The Quartermaster-General publishes a notice that he will
receive and distribute contributions of clothing, etc. to the army, and even pay
for the shirts $1 each! Shirts are selling at $12. The people will not
trust him to convey the clothing to their sons and brothers, and so the army
must suffer on. But he is getting in bad odor. A gentleman in Alabama writes
that his agents are speculating in food: the President tells the Secretary to
demand explanations, and the Secretary does so. Col. Myers fails, I think, to
make the exhibit required, and it may be the worse for him.
I see by the papers that another of Gen. Winder's police has
escaped to Washington City, and is now acting as a Federal detective.
And yet many similar traitors are retained in service here!
The Governor of North Carolina writes the President that his
State intends to organize an army of 10,000 men for its own defense, besides
her sixty regiments in the Confederate States service; and asks if the
Confederate States Government can furnish any arms, etc. The President sends
this to the Secretary of War, for his advice. He wants to know Mr.
Seddon's views on the subject — a delicate and embarrassing predicament for the
new Secretary, truly! He must know that the President frowns on all military
organizations not under his own control, and that he counteracted all Gen.
Floyd's efforts to raise a division under State authority. Beware, Mr. Seddon!
The President is a little particular concerning his prerogatives; and by the
advice you now give, you stand or fall. What is North Carolina to the Empire?
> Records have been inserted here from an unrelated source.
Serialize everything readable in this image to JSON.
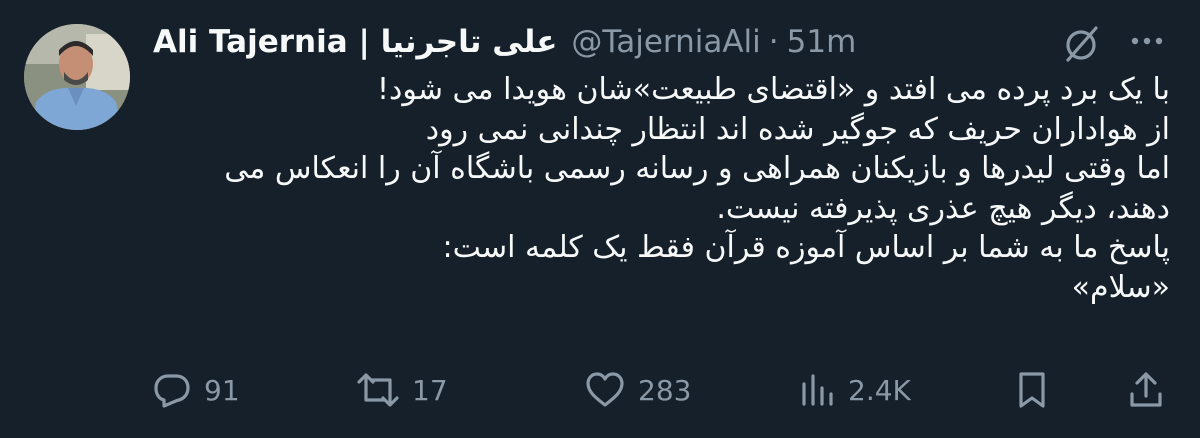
{
  "tweet": {
    "author": {
      "display_name": "Ali Tajernia | علی تاجرنیا",
      "handle": "@TajerniaAli",
      "separator": "·",
      "time": "51m"
    },
    "text_lines": [
      "با یک برد پرده می افتد و «اقتضای طبیعت»شان هویدا می شود!",
      "از هواداران حریف که جوگیر شده اند انتظار چندانی نمی رود",
      "اما وقتی لیدرها و بازیکنان همراهی و رسانه رسمی باشگاه آن را انعکاس می",
      "دهند، دیگر هیچ عذری پذیرفته نیست.",
      "پاسخ ما به شما بر اساس آموزه قرآن فقط یک کلمه است:",
      "«سلام»"
    ],
    "actions": {
      "replies": "91",
      "retweets": "17",
      "likes": "283",
      "views": "2.4K"
    },
    "icons": {
      "header": [
        "avatar",
        "grok-icon",
        "more-icon"
      ],
      "action_bar": [
        "reply-icon",
        "retweet-icon",
        "like-icon",
        "views-icon",
        "bookmark-icon",
        "share-icon"
      ]
    }
  },
  "colors": {
    "background": "#15202b",
    "text_primary": "#f7f9f9",
    "text_secondary": "#8b98a5"
  }
}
You tread on dangerous ground. Forget your old State Rights doctrine, or off
goes your head.
To-day we have a dispatch from Gov. Pettus, saying authority
to pass cotton through the lines of the army, and for salt to have ingress,
must be given immediately. The President directs the Secretary to transmit
orders to the generals to that effect. He says the cotton is to go to France
without touching any port in the possession of the enemy.